There Goes Rhymin' Simon is the third solo studio album by American musician Paul Simon rush-released on May 5, 1973. It contains songs covering several styles and genres, such as gospel ("Loves Me Like a Rock") and dixieland ("Take Me to the Mardi Gras"). It received two nominations at the Grammy Awards of 1974, including Best Male Pop Vocal performance and Album of the Year. It was ranked #267 on the list of Rolling Stone's 500 Greatest Albums of All Time.
As foreshadowed by the feel-good lead single "Kodachrome" (which reached #2 on the Billboard charts, blocked by Billy Preston's "Will It Go Round in Circles"), There Goes Rhymin' Simon proved to be a bigger hit than its predecessor, reaching #2 on the Billboard 200 chart (kept off the top spot by George Harrison's Living in the Material World), and #1 on Cashbox Magazine for one week on June 30, 1973. In the United Kingdom, the album peaked at #4. Subsequent singles were also the #2 single "Loves Me Like a Rock" (knocked-off by Cher's "Half-Breed", but reaching #1 on Cashbox on September 29, 1973), and the Top 40 hit "American Tune". Also "Take Me to the Mardi Gras" was released in the UK reaching the Top 20.

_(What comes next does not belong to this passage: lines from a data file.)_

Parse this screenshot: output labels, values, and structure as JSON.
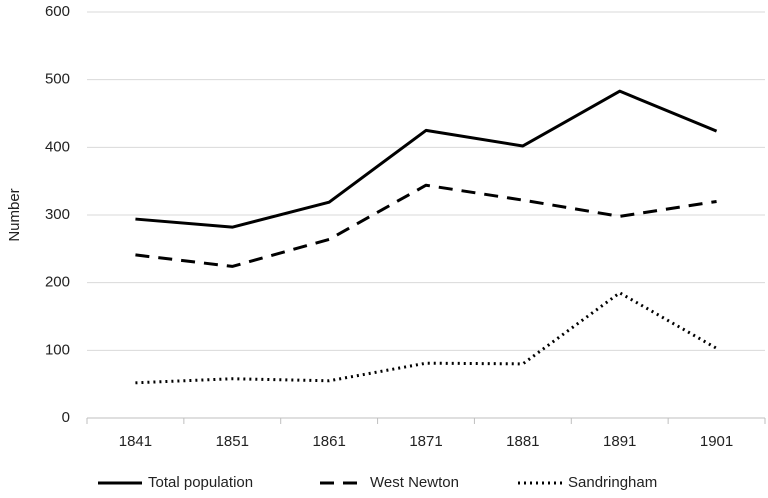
{
  "chart_data": {
    "type": "line",
    "y_label": "Number",
    "categories": [
      "1841",
      "1851",
      "1861",
      "1871",
      "1881",
      "1891",
      "1901"
    ],
    "series": [
      {
        "name": "Total population",
        "color": "#000000",
        "dash": "solid",
        "values": [
          294,
          282,
          319,
          425,
          402,
          483,
          424
        ]
      },
      {
        "name": "West Newton",
        "color": "#000000",
        "dash": "dashed",
        "values": [
          241,
          224,
          264,
          344,
          322,
          298,
          320
        ]
      },
      {
        "name": "Sandringham",
        "color": "#000000",
        "dash": "dotted",
        "values": [
          52,
          58,
          55,
          81,
          80,
          185,
          103
        ]
      }
    ],
    "ylim": [
      0,
      600
    ],
    "yticks": [
      0,
      100,
      200,
      300,
      400,
      500,
      600
    ],
    "grid": true,
    "legend": "bottom"
  }
}
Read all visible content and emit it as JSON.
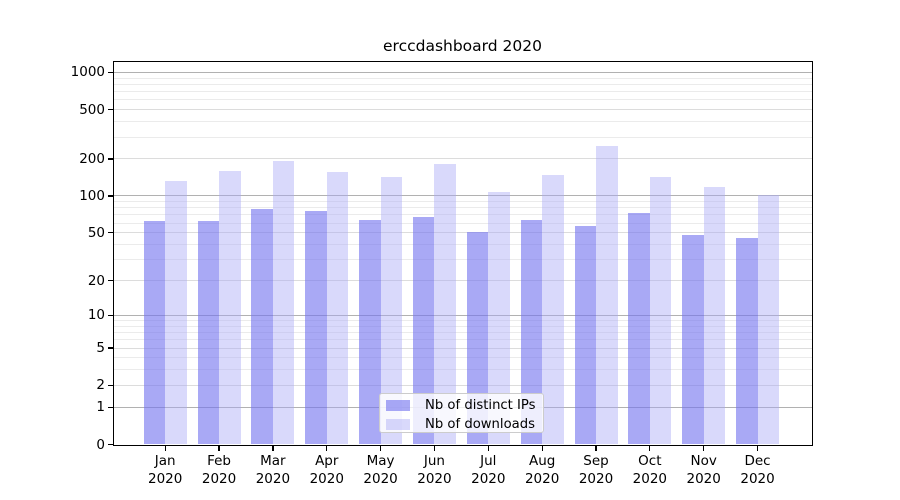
{
  "title": "erccdashboard 2020",
  "chart_data": {
    "type": "bar",
    "title": "erccdashboard 2020",
    "categories": [
      "Jan",
      "Feb",
      "Mar",
      "Apr",
      "May",
      "Jun",
      "Jul",
      "Aug",
      "Sep",
      "Oct",
      "Nov",
      "Dec"
    ],
    "x_year_label": "2020",
    "series": [
      {
        "name": "Nb of distinct IPs",
        "values": [
          62,
          63,
          79,
          75,
          64,
          67,
          51,
          64,
          57,
          73,
          48,
          45
        ]
      },
      {
        "name": "Nb of downloads",
        "values": [
          132,
          160,
          192,
          157,
          143,
          181,
          108,
          148,
          254,
          143,
          118,
          102
        ]
      }
    ],
    "yscale": "log1p",
    "ylim": [
      0,
      1270
    ],
    "yticks": [
      0,
      1,
      2,
      5,
      10,
      20,
      50,
      100,
      200,
      500,
      1000
    ],
    "minor_gridlines": [
      3,
      4,
      6,
      7,
      8,
      9,
      30,
      40,
      60,
      70,
      80,
      90,
      300,
      400,
      600,
      700,
      800,
      900
    ],
    "grid": true,
    "legend_position": "lower center"
  },
  "colors": {
    "bar_distinct_ips": "rgba(116,116,239,0.62)",
    "bar_downloads": "rgba(168,168,246,0.44)",
    "grid_major": "#b1b1b1",
    "grid_minor": "#dcdcdc",
    "grid_faint": "#ebebeb",
    "axis": "#000000"
  }
}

The song "Kodachrome" is named after the Kodak film of the same name. Kodak required the album to note that Kodachrome is atrademark of Kodak. The song was not released as a single in Britain, where it could not be played on BBC radio due to its trademarked name. The song "Was a Sunny Day" has an interesting reference to early rock and roll in the line "She called him Speedo but his Christian name was Mr. Earl" which echos the chorus from the 1955 song from The Cadillacs "Speedo", with "others call him Speedo but his real name is Mr. Earl", their lead singer, Earl "Speedo" Carroll.